Computational Modeling of A 50 kWth Indirectly Heated Bubbling Fluidized Bed Steam Reformer

Abstract

The CFD modeling based on the two-fluid model (TFM) was used on studying the novel indirectly heated bubbling fluidized bed steam reformer (IHBFB-SR). This is a collaborative project between Petrogas and TU Delft for testing the advance’s reactor configuration, which indirectly supplies the heat via radiant burner on the center toward the surrounding bed, thereby improving heat transfer efficiency and reduced the losses. The present work aimed to observe the hydrodynamic and heat transfer of the reactor by first employing air as the fluidizing gas and corundum (Geldart B size) as the bed material. The minimum fluidization condition, bubbles development, and voidage profile are the main objectives for the hydrodynamic simulation.
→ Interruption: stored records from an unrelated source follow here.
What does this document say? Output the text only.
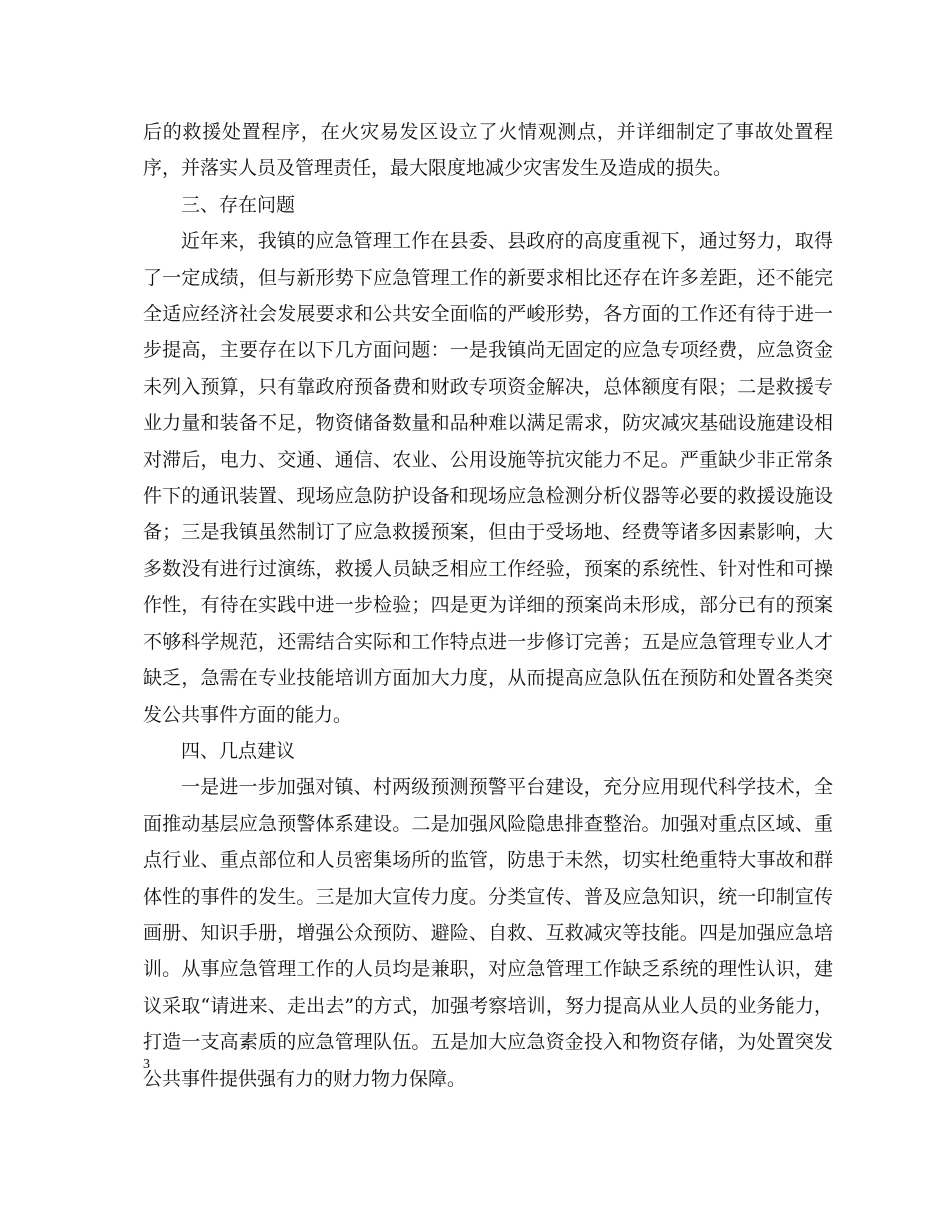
后的救援处置程序，在火灾易发区设立了火情观测点，并详细制定了事故处置程序，并落实人员及管理责任，最大限度地减少灾害发生及造成的损失。

三、存在问题

近年来，我镇的应急管理工作在县委、县政府的高度重视下，通过努力，取得了一定成绩，但与新形势下应急管理工作的新要求相比还存在许多差距，还不能完全适应经济社会发展要求和公共安全面临的严峻形势，各方面的工作还有待于进一步提高，主要存在以下几方面问题：一是我镇尚无固定的应急专项经费，应急资金未列入预算，只有靠政府预备费和财政专项资金解决，总体额度有限；二是救援专业力量和装备不足，物资储备数量和品种难以满足需求，防灾减灾基础设施建设相对滞后，电力、交通、通信、农业、公用设施等抗灾能力不足。严重缺少非正常条件下的通讯装置、现场应急防护设备和现场应急检测分析仪器等必要的救援设施设备；三是我镇虽然制订了应急救援预案，但由于受场地、经费等诸多因素影响，大多数没有进行过演练，救援人员缺乏相应工作经验，预案的系统性、针对性和可操作性，有待在实践中进一步检验；四是更为详细的预案尚未形成，部分已有的预案不够科学规范，还需结合实际和工作特点进一步修订完善；五是应急管理专业人才缺乏，急需在专业技能培训方面加大力度，从而提高应急队伍在预防和处置各类突发公共事件方面的能力。

四、几点建议

一是进一步加强对镇、村两级预测预警平台建设，充分应用现代科学技术，全面推动基层应急预警体系建设。二是加强风险隐患排查整治。加强对重点区域、重点行业、重点部位和人员密集场所的监管，防患于未然，切实杜绝重特大事故和群体性的事件的发生。三是加大宣传力度。分类宣传、普及应急知识，统一印制宣传画册、知识手册，增强公众预防、避险、自救、互救减灾等技能。四是加强应急培训。从事应急管理工作的人员均是兼职，对应急管理工作缺乏系统的理性认识，建议采取“请进来、走出去”的方式，加强考察培训，努力提高从业人员的业务能力，打造一支高素质的应急管理队伍。五是加大应急资金投入和物资存储，为处置突发公共事件提供强有力的财力物力保障。

3
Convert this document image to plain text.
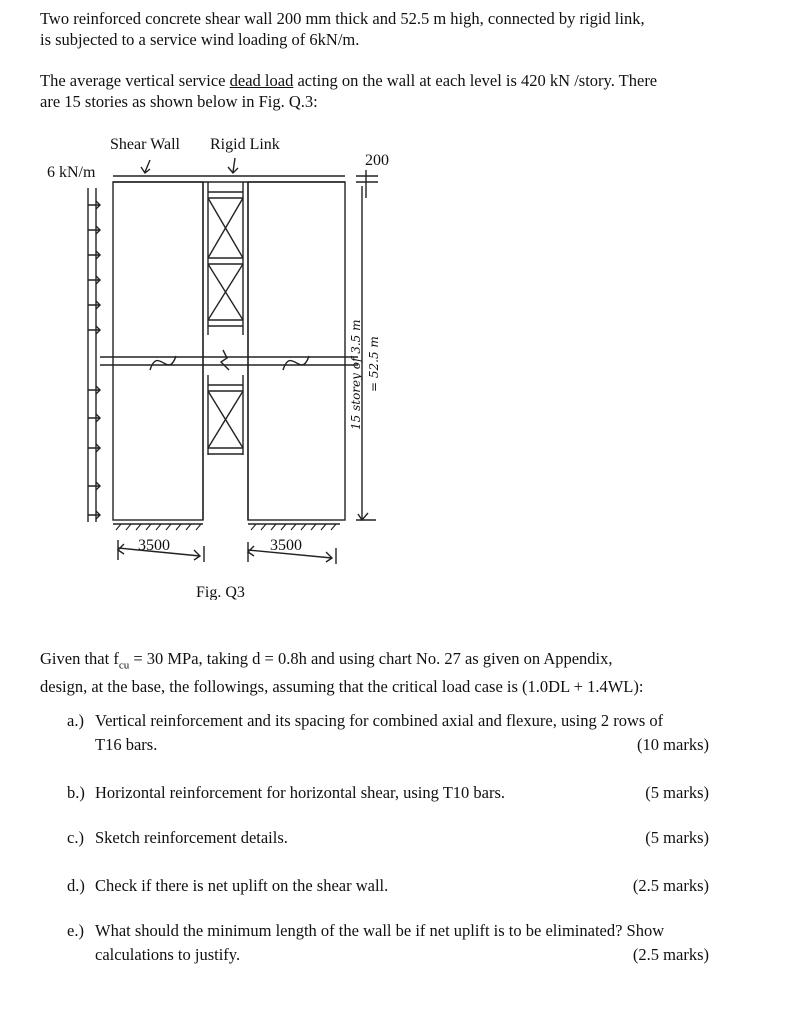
Two reinforced concrete shear wall 200 mm thick and 52.5 m high, connected by rigid link,
is subjected to a service wind loading of 6kN/m.

The average vertical service dead load acting on the wall at each level is 420 kN /story. There
are 15 stories as shown below in Fig. Q.3:

Shear Wall Rigid Link
6 kN/m
200
3500	3500
15 storey of 3.5 m = 52.5 m
Fig. Q3

Given that $f_{cu} = 30$ MPa, taking d = 0.8h and using chart No. 27 as given on Appendix,
design, at the base, the followings, assuming that the critical load case is (1.0DL + 1.4WL):

a.) Vertical reinforcement and its spacing for combined axial and flexure, using 2 rows of
T16 bars.	(10 marks)
b.) Horizontal reinforcement for horizontal shear, using T10 bars.	(5 marks)
c.) Sketch reinforcement details.	(5 marks)
d.) Check if there is net uplift on the shear wall.	(2.5 marks)
e.) What should the minimum length of the wall be if net uplift is to be eliminated? Show
calculations to justify.	(2.5 marks)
In the heat transfer study, the effect of radiative heat transfer, bubbles and voidage profiles, and different radiative models (P1 and DO) on the heat transfer mechanism were examined. The 2D and 3D models were built, and three drag models: Gidaspow, adjusted Syamlal, and EMMS/Bubbling was employed. The simulation results were then compared to the experimental data obtained, such as minimum fluidization flowrate, pressure drop, bed expansion, and temperature profile on a specific flow rate.
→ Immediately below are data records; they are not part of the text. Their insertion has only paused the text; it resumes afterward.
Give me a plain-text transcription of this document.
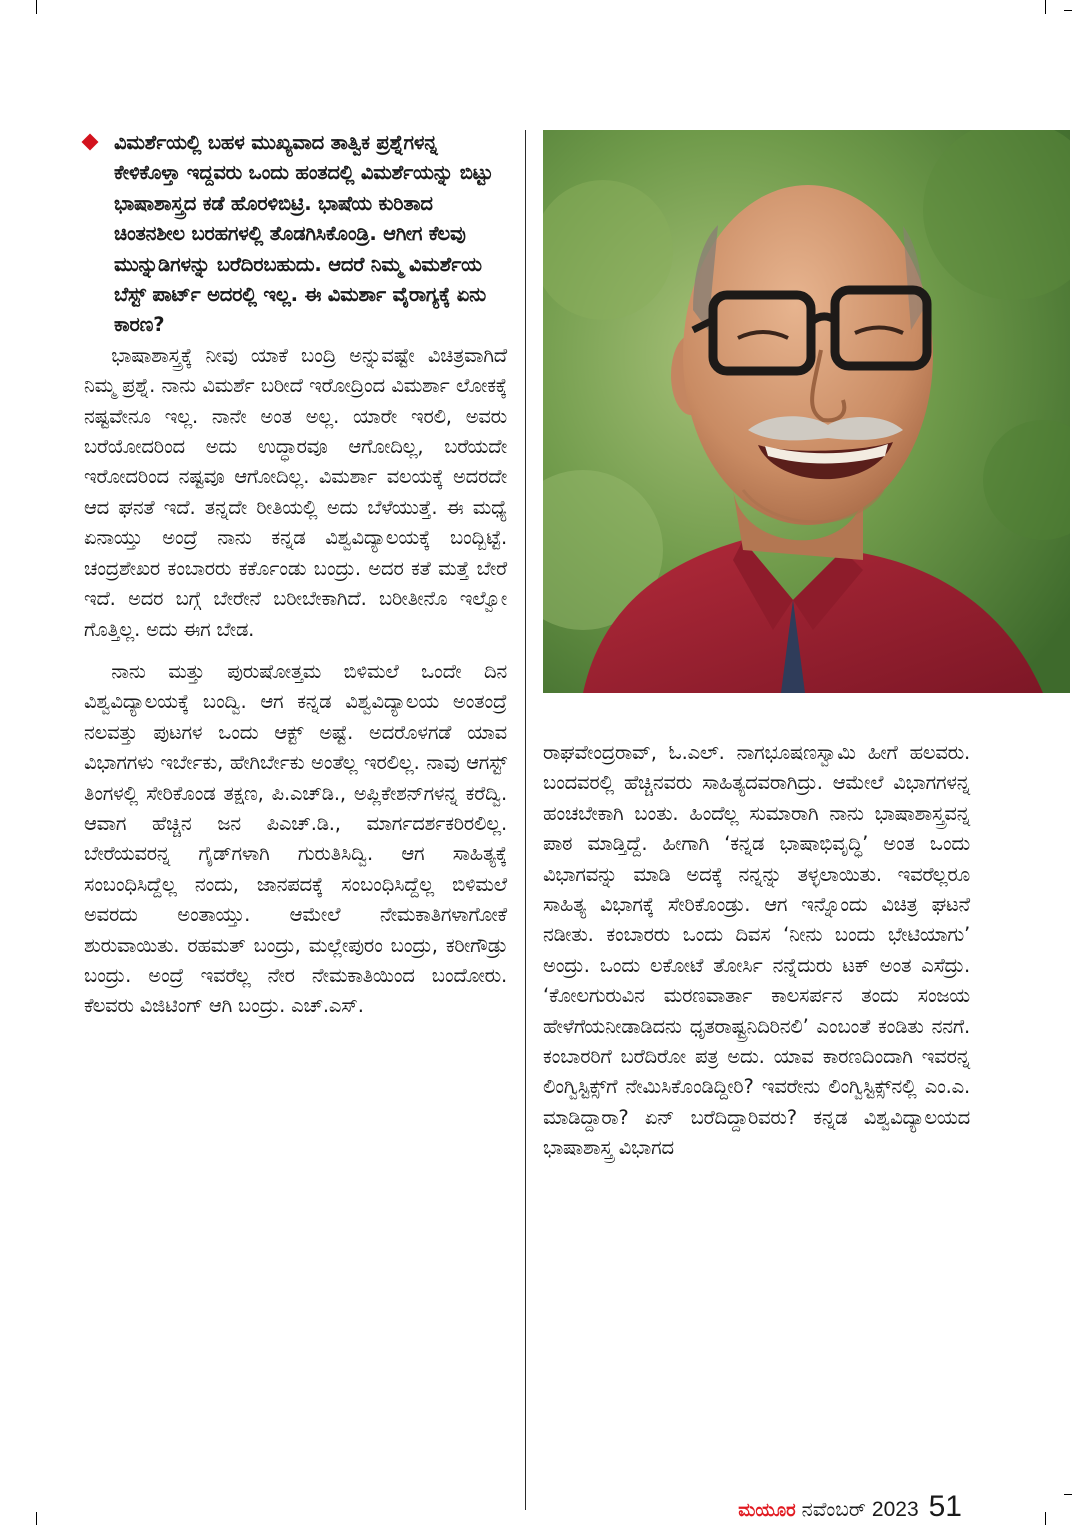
ವಿಮರ್ಶೆಯಲ್ಲಿ ಬಹಳ ಮುಖ್ಯವಾದ ತಾತ್ವಿಕ ಪ್ರಶ್ನೆಗಳನ್ನ ಕೇಳಿಕೊಳ್ತಾ ಇದ್ದವರು ಒಂದು ಹಂತದಲ್ಲಿ ವಿಮರ್ಶೆಯನ್ನು ಬಿಟ್ಟು ಭಾಷಾಶಾಸ್ತ್ರದ ಕಡೆ ಹೊರಳಿಬಿಟ್ರಿ. ಭಾಷೆಯ ಕುರಿತಾದ ಚಿಂತನಶೀಲ ಬರಹಗಳಲ್ಲಿ ತೊಡಗಿಸಿಕೊಂಡ್ರಿ. ಆಗೀಗ ಕೆಲವು ಮುನ್ನುಡಿಗಳನ್ನು ಬರೆದಿರಬಹುದು. ಆದರೆ ನಿಮ್ಮ ವಿಮರ್ಶೆಯ ಬೆಸ್ಟ್ ಪಾರ್ಟ್ ಅದರಲ್ಲಿ ಇಲ್ಲ. ಈ ವಿಮರ್ಶಾ ವೈರಾಗ್ಯಕ್ಕೆ ಏನು ಕಾರಣ?

ಭಾಷಾಶಾಸ್ತ್ರಕ್ಕೆ ನೀವು ಯಾಕೆ ಬಂದ್ರಿ ಅನ್ನುವಷ್ಟೇ ವಿಚಿತ್ರವಾಗಿದೆ ನಿಮ್ಮ ಪ್ರಶ್ನೆ. ನಾನು ವಿಮರ್ಶೆ ಬರೀದೆ ಇರೋದ್ರಿಂದ ವಿಮರ್ಶಾ ಲೋಕಕ್ಕೆ ನಷ್ಟವೇನೂ ಇಲ್ಲ. ನಾನೇ ಅಂತ ಅಲ್ಲ. ಯಾರೇ ಇರಲಿ, ಅವರು ಬರೆಯೋದರಿಂದ ಅದು ಉದ್ಧಾರವೂ ಆಗೋದಿಲ್ಲ, ಬರೆಯದೇ ಇರೋದರಿಂದ ನಷ್ಟವೂ ಆಗೋದಿಲ್ಲ. ವಿಮರ್ಶಾ ವಲಯಕ್ಕೆ ಅದರದೇ ಆದ ಘನತೆ ಇದೆ. ತನ್ನದೇ ರೀತಿಯಲ್ಲಿ ಅದು ಬೆಳೆಯುತ್ತೆ. ಈ ಮಧ್ಯೆ ಏನಾಯ್ತು ಅಂದ್ರೆ ನಾನು ಕನ್ನಡ ವಿಶ್ವವಿದ್ಯಾಲಯಕ್ಕೆ ಬಂದ್ಬಿಟ್ಟೆ. ಚಂದ್ರಶೇಖರ ಕಂಬಾರರು ಕರ್ಕೊಂಡು ಬಂದ್ರು. ಅದರ ಕತೆ ಮತ್ತೆ ಬೇರೆ ಇದೆ. ಅದರ ಬಗ್ಗೆ ಬೇರೇನೆ ಬರೀಬೇಕಾಗಿದೆ. ಬರೀತೀನೊ ಇಲ್ವೋ ಗೊತ್ತಿಲ್ಲ. ಅದು ಈಗ ಬೇಡ.

ನಾನು ಮತ್ತು ಪುರುಷೋತ್ತಮ ಬಿಳಿಮಲೆ ಒಂದೇ ದಿನ ವಿಶ್ವವಿದ್ಯಾಲಯಕ್ಕೆ ಬಂದ್ವಿ. ಆಗ ಕನ್ನಡ ವಿಶ್ವವಿದ್ಯಾಲಯ ಅಂತಂದ್ರೆ ನಲವತ್ತು ಪುಟಗಳ ಒಂದು ಆಕ್ಟ್ ಅಷ್ಟೆ. ಅದರೊಳಗಡೆ ಯಾವ ವಿಭಾಗಗಳು ಇರ್ಬೇಕು, ಹೇಗಿರ್ಬೇಕು ಅಂತೆಲ್ಲ ಇರಲಿಲ್ಲ. ನಾವು ಆಗಸ್ಟ್ ತಿಂಗಳಲ್ಲಿ ಸೇರಿಕೊಂಡ ತಕ್ಷಣ, ಪಿ.ಎಚ್‌ಡಿ., ಅಪ್ಲಿಕೇಶನ್‌ಗಳನ್ನ ಕರೆದ್ವಿ. ಆವಾಗ ಹೆಚ್ಚಿನ ಜನ ಪಿಎಚ್.ಡಿ., ಮಾರ್ಗದರ್ಶಕರಿರಲಿಲ್ಲ. ಬೇರೆಯವರನ್ನ ಗೈಡ್‌ಗಳಾಗಿ ಗುರುತಿಸಿದ್ವಿ. ಆಗ ಸಾಹಿತ್ಯಕ್ಕೆ ಸಂಬಂಧಿಸಿದ್ದೆಲ್ಲ ನಂದು, ಜಾನಪದಕ್ಕೆ ಸಂಬಂಧಿಸಿದ್ದೆಲ್ಲ ಬಿಳಿಮಲೆ ಅವರದು ಅಂತಾಯ್ತು. ಆಮೇಲೆ ನೇಮಕಾತಿಗಳಾಗೋಕೆ ಶುರುವಾಯಿತು. ರಹಮತ್ ಬಂದ್ರು, ಮಲ್ಲೇಪುರಂ ಬಂದ್ರು, ಕರೀಗೌಡ್ರು ಬಂದ್ರು. ಅಂದ್ರೆ ಇವರೆಲ್ಲ ನೇರ ನೇಮಕಾತಿಯಿಂದ ಬಂದೋರು. ಕೆಲವರು ವಿಜಿಟಿಂಗ್ ಆಗಿ ಬಂದ್ರು. ಎಚ್.ಎಸ್.

ರಾಘವೇಂದ್ರರಾವ್, ಓ.ಎಲ್. ನಾಗಭೂಷಣಸ್ವಾಮಿ ಹೀಗೆ ಹಲವರು. ಬಂದವರಲ್ಲಿ ಹೆಚ್ಚಿನವರು ಸಾಹಿತ್ಯದವರಾಗಿದ್ರು. ಆಮೇಲೆ ವಿಭಾಗಗಳನ್ನ ಹಂಚಬೇಕಾಗಿ ಬಂತು. ಹಿಂದೆಲ್ಲ ಸುಮಾರಾಗಿ ನಾನು ಭಾಷಾಶಾಸ್ತ್ರವನ್ನ ಪಾಠ ಮಾಡ್ತಿದ್ದೆ. ಹೀಗಾಗಿ ‘ಕನ್ನಡ ಭಾಷಾಭಿವೃದ್ಧಿ’ ಅಂತ ಒಂದು ವಿಭಾಗವನ್ನು ಮಾಡಿ ಅದಕ್ಕೆ ನನ್ನನ್ನು ತಳ್ಳಲಾಯಿತು. ಇವರೆಲ್ಲರೂ ಸಾಹಿತ್ಯ ವಿಭಾಗಕ್ಕೆ ಸೇರಿಕೊಂಡ್ರು. ಆಗ ಇನ್ನೊಂದು ವಿಚಿತ್ರ ಘಟನೆ ನಡೀತು. ಕಂಬಾರರು ಒಂದು ದಿವಸ ‘ನೀನು ಬಂದು ಭೇಟಿಯಾಗು’ ಅಂದ್ರು. ಒಂದು ಲಕೋಟೆ ತೋರ್ಸಿ ನನ್ನೆದುರು ಟಕ್ ಅಂತ ಎಸೆದ್ರು. ‘ಕೋಲಗುರುವಿನ ಮರಣವಾರ್ತಾ ಕಾಲಸರ್ಪನ ತಂದು ಸಂಜಯ ಹೇಳೆಗೆಯನೀಡಾಡಿದನು ಧೃತರಾಷ್ಟ್ರನಿದಿರಿನಲಿ’ ಎಂಬಂತೆ ಕಂಡಿತು ನನಗೆ. ಕಂಬಾರರಿಗೆ ಬರೆದಿರೋ ಪತ್ರ ಅದು. ಯಾವ ಕಾರಣದಿಂದಾಗಿ ಇವರನ್ನ ಲಿಂಗ್ವಿಸ್ಟಿಕ್ಸ್‌ಗೆ ನೇಮಿಸಿಕೊಂಡಿದ್ದೀರಿ? ಇವರೇನು ಲಿಂಗ್ವಿಸ್ಟಿಕ್ಸ್‌ನಲ್ಲಿ ಎಂ.ಎ. ಮಾಡಿದ್ದಾರಾ? ಏನ್ ಬರೆದಿದ್ದಾರಿವರು? ಕನ್ನಡ ವಿಶ್ವವಿದ್ಯಾಲಯದ ಭಾಷಾಶಾಸ್ತ್ರ ವಿಭಾಗದ

ಮಯೂರ ನವೆಂಬರ್ 2023 51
Initially, a grid independency test was conducted using five different grid sizes. It is concluded that the appropriate grid size for simulating the IHBFB-SR with a bed material particle size of 0.496 mm should be at least 7.5 mm or 15 times the corundum particle size. The present research used 2.5 mm or five times dp. The minimum fluidization obtained was in the range of 14-16 kg/h based on both 2D and 3D simulation. Nonetheless, if primarily refers to the 3D model results, the minimum fluidization condition should lie around 14 kg/h. Three drag models have also been compared. It was found that the adjusted Syamlal gives the closest result compared to the experimental data. Nevertheless, the drag modification, based only on minimum fluidization conditions like modified Syamlal, tends to overpredict the drag coefficient on the entire range of solid volume fraction. There are also no significant differences in the bubbles or voidage profiles among those three drag models. Adjusted Syamlal has a slightly larger bubble while Gidaspow and EMMS bubbling has a bit smaller one. The expected better result of using the EMMS bubbling drag model does not appear to have a considerable impact on the case of Geldart B or larger particles. There was also an underprediction of pressure drop and bed expansion on the simulation. Two major factors were the absence of proper particle shape representation through a sphericity factor and the lack of precise simulation of particle size distribution. Only a perfect rounded sphere of corundum with a sphericity factor of one and one uniform size of the particle was assumed.

In the case of heat transfer simulation, bubbles and voidage effect firstly studied. It was found that the increase of the bubbles frequency and size, as represented on the voidage profile, would improve the heat transfer process indicated by the increase of the heat flux. The bubbles’ occurrence on the bed plays a critical role in the mass transfer’s improvement from and to the vicinity of the radiant burner wall, thus increasing heat transfer. In contrast with the voidage, the increase of superficial gas velocity does not directly influence the heat flux. It was also proved that the radiative heat transfer improved the overall heat flux in this bubbling fluidized bed reactor by about 16.11 %. Though it appears small, this contribution fits the range of other proven works, with a similar operating environment and particle size used. There are two different radiative models performed in the simulation: first-order spherical harmonics method (P1) and discrete ordinate method (DO). Both models presented a similar trend, with P1, has a slightly higher magnitude. However, the P1 model shows a peculiar result of having a strange lower temperature lower on the bottom part of the bed. On the contrary, that is not the case for the DO, which is well known for its accuracy but a higher computational cost demand. It is then concluded that for the present setup, the DO model could perform better. Lastly, the overall heat transfer process was investigated. Since no specific experimental data available for validating the heat transfer properties, only the final steady temperature values of five different thermocouples were used. Comparing these two, it was found that the present model did not give satisfactory results due to overprediction of air temperature above the bed and underprediction of bed temperature at the same time. Some improvements are required, as will be presented in the recommendations section.